Katsuhiro Otomo’s 1988 cyberpunk classic, Akira, which he adapted from his manga of the same name, is perhaps the single most recognizable feature-length anime. For many in North America, Akira served as their introduction to anime and it is without a doubt the anime feature most viewed by American audiences. And rightly so, because Akira is one of the impressively animated works in the history of film, hand-painted (which Akira is) or otherwise.
Set in the year 2019, the film paints a bleak, dystopian portrait of a Tokyo wrought by the violence of street gangs and authorities alike.
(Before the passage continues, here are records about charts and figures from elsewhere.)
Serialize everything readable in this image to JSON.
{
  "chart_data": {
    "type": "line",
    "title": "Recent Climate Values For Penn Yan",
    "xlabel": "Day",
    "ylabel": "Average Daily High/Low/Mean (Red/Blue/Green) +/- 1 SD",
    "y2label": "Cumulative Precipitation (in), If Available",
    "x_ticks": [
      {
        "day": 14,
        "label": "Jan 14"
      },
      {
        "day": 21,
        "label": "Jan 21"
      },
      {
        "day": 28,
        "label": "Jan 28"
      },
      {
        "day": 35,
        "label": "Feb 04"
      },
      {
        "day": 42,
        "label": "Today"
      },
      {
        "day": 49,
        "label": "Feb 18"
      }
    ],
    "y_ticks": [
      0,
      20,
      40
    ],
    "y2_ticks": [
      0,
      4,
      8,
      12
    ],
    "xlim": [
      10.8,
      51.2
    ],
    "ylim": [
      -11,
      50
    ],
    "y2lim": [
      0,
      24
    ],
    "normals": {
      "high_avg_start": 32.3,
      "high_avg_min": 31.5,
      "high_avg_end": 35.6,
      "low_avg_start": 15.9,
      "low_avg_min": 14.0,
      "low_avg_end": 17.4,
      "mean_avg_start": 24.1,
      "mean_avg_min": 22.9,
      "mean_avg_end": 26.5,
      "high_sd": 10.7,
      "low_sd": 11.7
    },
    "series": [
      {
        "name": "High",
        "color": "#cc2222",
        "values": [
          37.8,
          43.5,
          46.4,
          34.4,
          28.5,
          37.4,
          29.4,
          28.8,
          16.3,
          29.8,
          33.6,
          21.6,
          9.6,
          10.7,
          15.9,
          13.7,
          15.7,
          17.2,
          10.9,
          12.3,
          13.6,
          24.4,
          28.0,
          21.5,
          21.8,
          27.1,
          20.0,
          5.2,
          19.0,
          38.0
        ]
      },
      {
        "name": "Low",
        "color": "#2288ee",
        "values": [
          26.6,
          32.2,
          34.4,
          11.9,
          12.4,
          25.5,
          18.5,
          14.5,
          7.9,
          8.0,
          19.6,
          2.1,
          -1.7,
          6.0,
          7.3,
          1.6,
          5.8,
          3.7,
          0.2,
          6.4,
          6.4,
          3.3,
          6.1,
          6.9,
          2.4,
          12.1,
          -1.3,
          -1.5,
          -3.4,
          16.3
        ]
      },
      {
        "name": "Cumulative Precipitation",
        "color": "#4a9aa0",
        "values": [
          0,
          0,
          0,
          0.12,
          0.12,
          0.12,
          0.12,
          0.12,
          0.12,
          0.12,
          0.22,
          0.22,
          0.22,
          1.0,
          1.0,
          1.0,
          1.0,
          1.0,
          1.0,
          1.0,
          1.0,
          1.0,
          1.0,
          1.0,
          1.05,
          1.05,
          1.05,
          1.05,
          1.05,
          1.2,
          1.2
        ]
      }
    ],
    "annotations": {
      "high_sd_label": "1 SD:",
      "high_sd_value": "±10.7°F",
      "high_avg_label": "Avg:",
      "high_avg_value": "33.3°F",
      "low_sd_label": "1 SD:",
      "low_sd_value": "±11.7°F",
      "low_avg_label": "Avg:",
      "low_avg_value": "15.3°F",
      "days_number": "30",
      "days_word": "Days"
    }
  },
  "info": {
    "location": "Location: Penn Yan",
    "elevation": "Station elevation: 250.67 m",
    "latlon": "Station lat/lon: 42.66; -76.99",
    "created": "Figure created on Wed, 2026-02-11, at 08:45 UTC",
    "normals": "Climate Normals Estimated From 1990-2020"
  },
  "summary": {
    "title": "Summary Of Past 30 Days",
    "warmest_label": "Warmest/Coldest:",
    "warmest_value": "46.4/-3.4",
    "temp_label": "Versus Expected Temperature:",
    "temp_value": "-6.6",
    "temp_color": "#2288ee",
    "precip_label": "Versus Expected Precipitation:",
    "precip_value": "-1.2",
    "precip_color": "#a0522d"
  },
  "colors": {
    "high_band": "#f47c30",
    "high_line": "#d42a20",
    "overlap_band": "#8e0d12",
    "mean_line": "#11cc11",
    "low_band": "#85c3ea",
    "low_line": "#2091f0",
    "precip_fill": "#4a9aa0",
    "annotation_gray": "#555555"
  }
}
Amidst the chaos of street battles between teens on motorcycles and political turmoil driven by the capitalist desires of those at the top, the Japanese military attempts to keep a handful of potentially dangerous, psychic espers under wraps. But when gang member Tetsuo develops psychic powers and seeks to release the esper, Akira, from his icy prison, his childhood pal Kaneda may be the only person who can stop him.
On November 12, 2013, FUNimation Entertainment is set to release the definitive home video version of Akira on Blu-ray and DVD in a 25th Anniversary Edition. Many of our readers will likely recall that Honneamise released Akira on Blu-ray back in 2009. The difference in transfers between the Honneamise and FUNimation releases of Akira are minimal at best, the biggest difference being that the film’s 1.85:1 aspect ratio is here presented sans Honneamise’s curious windowboxing. The film was restored back in 2001 prior to its theatrical re-release and Special Edition DVD release, and the transfer here it seems is that high definition version which was projected theatrically. After all, the restoration featurette on this release, which was originally featured on the 2001 Special Edition DVD, specifically addresses that restoration.
As for the audio on the 25th Anniversary Edition, you’ll find no new dub here featuring FUNimation’s staff of voice actors, but you will find three different audio tracks! The release includes the 5.1 Japanese language track remastered in 2009, the original 2.0 English dub from 1988, and a 5.1 mix of the 2001 re-dub starring Johnny Yong Bosch, who has gone on to an impressive career in voice acting after getting his start on Power Rangers. Although I personally recommend the original Japanese over the other tracks, it’s nice to have options, especially if you’re looking to introduce Akira or anime in general to someone with no patience for subtitles.
In addition to the three-part featurette about the 2001 restoration, special features on the FUNimation release include and Akira sound clip from 1988 about the film’s score, an interview with Otomo, a storyboard collection, a photo gallery centered around translations of graffiti that appears throughout the film, trailers, commercials, and a glossary. If you owned the Special Edition DVD, you’ll definitely recognize these features.